Идти было действительно недалеко, хозяин завода, как выяснилось, вообще жил в соседнем доме. Малец, радостно смеясь, скрылся в переулке, а на мой стук дверь открыл пожилой мужчина в мятой рубахе и с недельной щетиной на не менее помятом лице. Такое впечатление, что как раз неделю он и бухал без перерыва — вот правда перегаром от него не пахло.
— Вы по какому поводу, господин хороший?
— Мне сказали, что тут живет хозяин вот этого завода.
— Я это, а вам что за дело ко мне? Вам сказали, что я завод продаю?
— Ну, в общем… да.
— Ну тогда проходите, чего на жаре стоять — и, уже в более прохладных сенях, пожаловался: — Жарко очень, а я жару эту на дух не переношу. Чудно однако — в мастерской у печи жару как бы и не чую, а ежели просто на улице печет — так сил нет, сразу голова болит. Так вы в самом деле завод купить хотите? — в голосе его было какое-то недоверие.
— Мне нужен завод, который может изготавливать болты для рельсов. Ваш — может?
— Так чего ему не мочь-то? Вы погодите, сейчас холодного хлебну, да пойдемте посмотрим, покажу его вам. А вы где про то, что я завод продать хочу, прослышали? Я же вроде только вчера в газету объявление отнес.
— Знакомый сказал — не стал уточнять я.
— Вот, смотрите — сказал хозяин заводика, открывая небольшую дверку сбоку здания: завод представлял собой довольно просторный цех с выходящими на улицу (и заколоченными) воротами, но сбоку был еще один небольшой вход в огороженную контору.

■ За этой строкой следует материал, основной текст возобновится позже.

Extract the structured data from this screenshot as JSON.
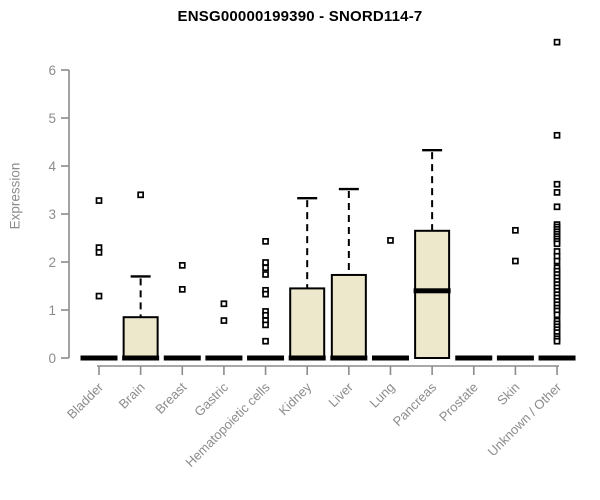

В цеху же стояло несколько станков, у задней стены громоздилась паровая машина.
— Машина у меня не новая, восемьдесят две силы, английская. Вполне исправная, хоть сейчас запускай. А тут вот — станки, токарно-винторезные, как раз болты делать можно — станков было три, все одинаковые — но видно было, что один по крайней мере изрядно изношен.
У стены стояли пять больших верстаков, а посередине вдоль цеха располагались деревянные лари.
— Тут можно заготовки хранить, или еще что, а вон там — хозяин указал на стоящий у стены железный шкаф — инструмент хранится. Опять же, уголь для машины завезти — и сразу работы начинать можно.
— И сколько вы просите за все это?
— Так еще не все, там, во дворе еще и кузня стоит. Вот, смотрите — сказал он, когда провел меня в кузницу через очень небольшой, но все равно выглядящий просторным, двор, — молот паровой, четыреста фунтов, горн опять же. А вот тут — угольный склад, в него до трех тысяч пудов влезает…
— Неплохо, так сколько же?
Мужчина задумался:
— Ежели за все сразу, то, пожалуй, тысяч сорок пять — не очень уверенно произнес он. Вы сами смотрите: сама мастерская, кузня опять же, машина паровая…
— Ладно, а как насчет рабочих? Их тут в Тамбове набрать-то можно?
— А почему нельзя? Все они, то есть кто раньше работал, тут же и живут. Работы-то нигде нынче нет, куда деваться-то? Мастер мой, Филимонов, так он вообще на этой же улице и живет, да и других только кликнуть…
— Последний вопрос: а кто у вас заводом управлял? Мена не интересует, кто принимал заказы и продукцию продавал, а кто управлял именно рабочими?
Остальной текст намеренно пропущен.